2. **Truth Value Separation:** In both plots, the "True" (blue) and "False" (red) data points form distinct clusters. The separation is clearer in the "Negated Statements" plot.
3. **Spatial Distribution:** For Affirmative statements, "False" is associated with low values on both axes, and "True" with high values. For Negated statements, "False" is associated with low `t_G` and high `t_P`, while "True" is associated with high `t_G` and low `t_P`.
### Interpretation
This visualization demonstrates how a model's internal activations (projected onto directions `t_G` and `t_P`) encode both the **truth value** and the **polarity** (affirmative vs. negated) of a statement.
* **Underlying Mechanism:** The distinct clustering suggests the model has learned separate representational patterns for true and false statements. The flip in correlation direction indicates that the model's processing of truth is fundamentally different for affirmative versus negated statements. It likely involves a transformation or inversion of the relationship between the two underlying dimensions (`t_G` and `t_P`).

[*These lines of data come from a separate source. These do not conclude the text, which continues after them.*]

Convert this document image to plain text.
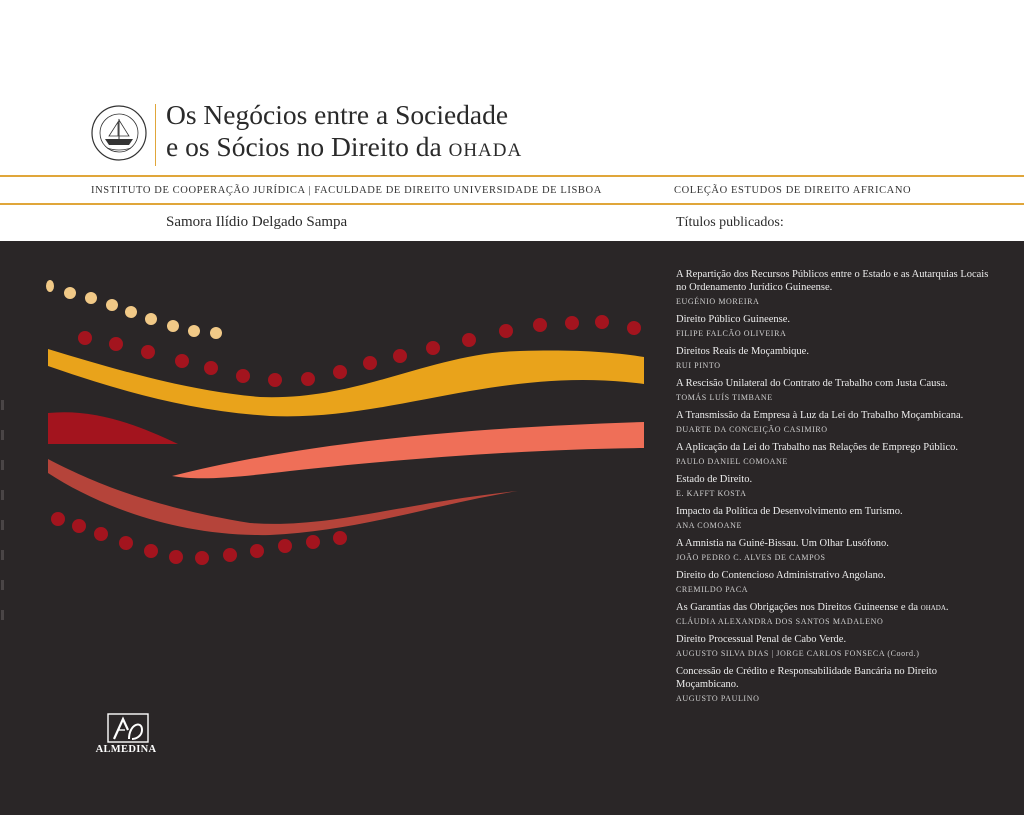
Os Negócios entre a Sociedade
e os Sócios no Direito da ohada
INSTITUTO DE COOPERAÇÃO JURÍDICA | FACULDADE DE DIREITO UNIVERSIDADE DE LISBOA	COLEÇÃO ESTUDOS DE DIREITO AFRICANO
Samora Ilídio Delgado Sampa	Títulos publicados:
A Repartição dos Recursos Públicos entre o Estado e as Autarquias Locais no Ordenamento Jurídico Guineense.
EUGÉNIO MOREIRA
Direito Público Guineense.
FILIPE FALCÃO OLIVEIRA
Direitos Reais de Moçambique.
RUI PINTO
A Rescisão Unilateral do Contrato de Trabalho com Justa Causa.
TOMÁS LUÍS TIMBANE
A Transmissão da Empresa à Luz da Lei do Trabalho Moçambicana.
DUARTE DA CONCEIÇÃO CASIMIRO
A Aplicação da Lei do Trabalho nas Relações de Emprego Público.
PAULO DANIEL COMOANE
Estado de Direito.
E. KAFFT KOSTA
Impacto da Política de Desenvolvimento em Turismo.
ANA COMOANE
A Amnistia na Guiné-Bissau. Um Olhar Lusófono.
JOÃO PEDRO C. ALVES DE CAMPOS
Direito do Contencioso Administrativo Angolano.
CREMILDO PACA
As Garantias das Obrigações nos Direitos Guineense e da ohada.
CLÁUDIA ALEXANDRA DOS SANTOS MADALENO
Direito Processual Penal de Cabo Verde.
AUGUSTO SILVA DIAS | JORGE CARLOS FONSECA (Coord.)
Concessão de Crédito e Responsabilidade Bancária no Direito Moçambicano.
AUGUSTO PAULINO
ALMEDINA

* **Peircean Investigative Reading:** The plots act as a "sign" of the model's internal logic. The **iconic** similarity is the clustering itself (like groups with like). The **indexical** relationship is the direct link between a point's position and its label (True/False, Affirmative/Negated). The **symbolic** interpretation is that the model has constructed a coherent, geometry-based system for representing truth, where the meaning of the axes (`t_G`, `t_P`) is defined by their relationship to these linguistic categories. The clear separation, especially in the negated case, suggests the model's representation is robust and not merely guessing.
* **Notable Anomaly:** The region of overlap in the "Affirmative Statements" plot represents cases where the model's activation pattern is ambiguous with respect to truth value. These could be more complex, nuanced, or potentially erroneous examples in the dataset. The cleaner separation in the "Negated Statements" plot might indicate that negation creates a stronger, more distinct signal in the model's activation space.